Putting down the receiver, she thought; and why not? The police would know where to find her. She wasn't yet free of Courcy Island. Perhaps she never would be. But she had a job waiting for her. It was a job that needed doing, one that she was good at. She knew that it couldn't satisfy her for ever but she didn't despise its simplicities, almost she welcomed them. Animals didn't torment themselves with the fear of death, or torment you with the horror of their dying. They didn't burden you with their psychological problems. They didn't surround themselves with possessions, nor live in the past. They didn't scream with pain because of the loss of love. They didn't expect you to die for them. They didn't try to murder you.
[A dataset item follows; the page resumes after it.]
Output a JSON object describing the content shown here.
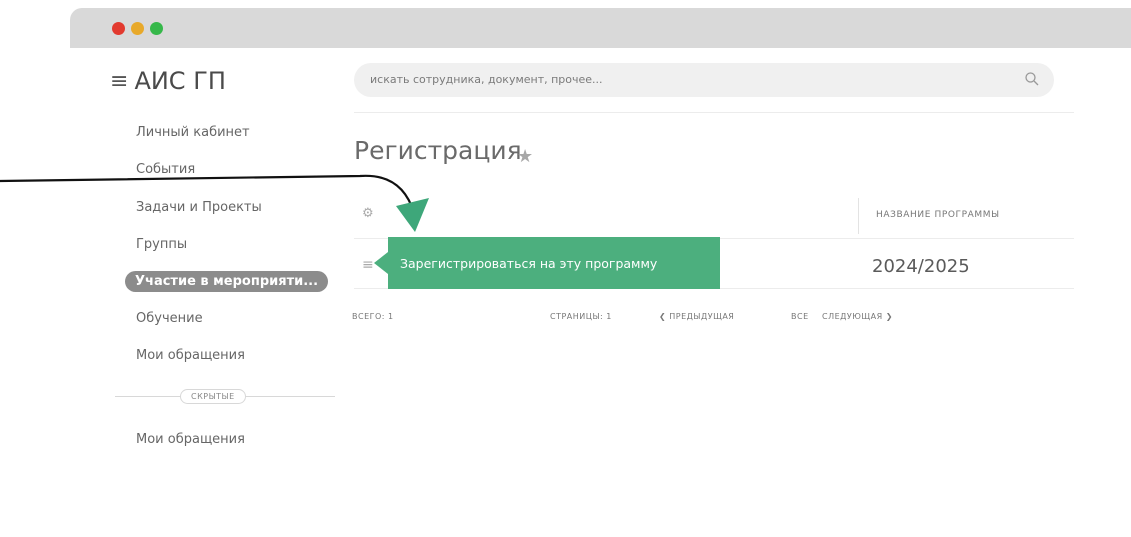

She walked through the drawing-room and out to the terrace. Grogan and Buckley were waiting for her, standing motionless, Grogan at the prow of the police launch, Buckley at the stern. In their still intensity they looked like unweaponed knights standing guardian over some fabled vessel, waiting to bear their king to Avalon. She paused and regarded them, feeling the concentrated gaze of their unwavering eyes, aware that the moment held a significance which all three recognized but which none of them would ever put into words. They were struggling with their own dilemma. How far could they rely on her sanity, her honesty, her memory, her nerve? How far dare they trust their reputations to her fortitude when the going got rough? How would she acquit herself if the case ever came to trial and she found herself standing in that loneliest of places, the witness box of the Crown Court? But she felt distanced from their preoccupations as if nothing that they could do or think or plan had any relevance to her. It would all pass as they and she would pass. Time would take their story and fold it with the half-forgotten legends of the island: Carl Blythe's lonely death, Lillie Langtry sweeping down the great staircase, the crumbling skulls of Courcy. Suddenly she felt inviolate. The police would have to make their own decisions. She had already made hers, without hesitation and without a struggle. She would tell the truth; and she would survive. Nothing could touch her. She hitched her bag more firmly on her shoulder and moved resolutely towards the launch. For one sunlit moment it was as if Courcy Island and all that had happened during that fateful weekend was as unconcerned with her life, her future, her steadily beating heart as was the blue uncaring sea.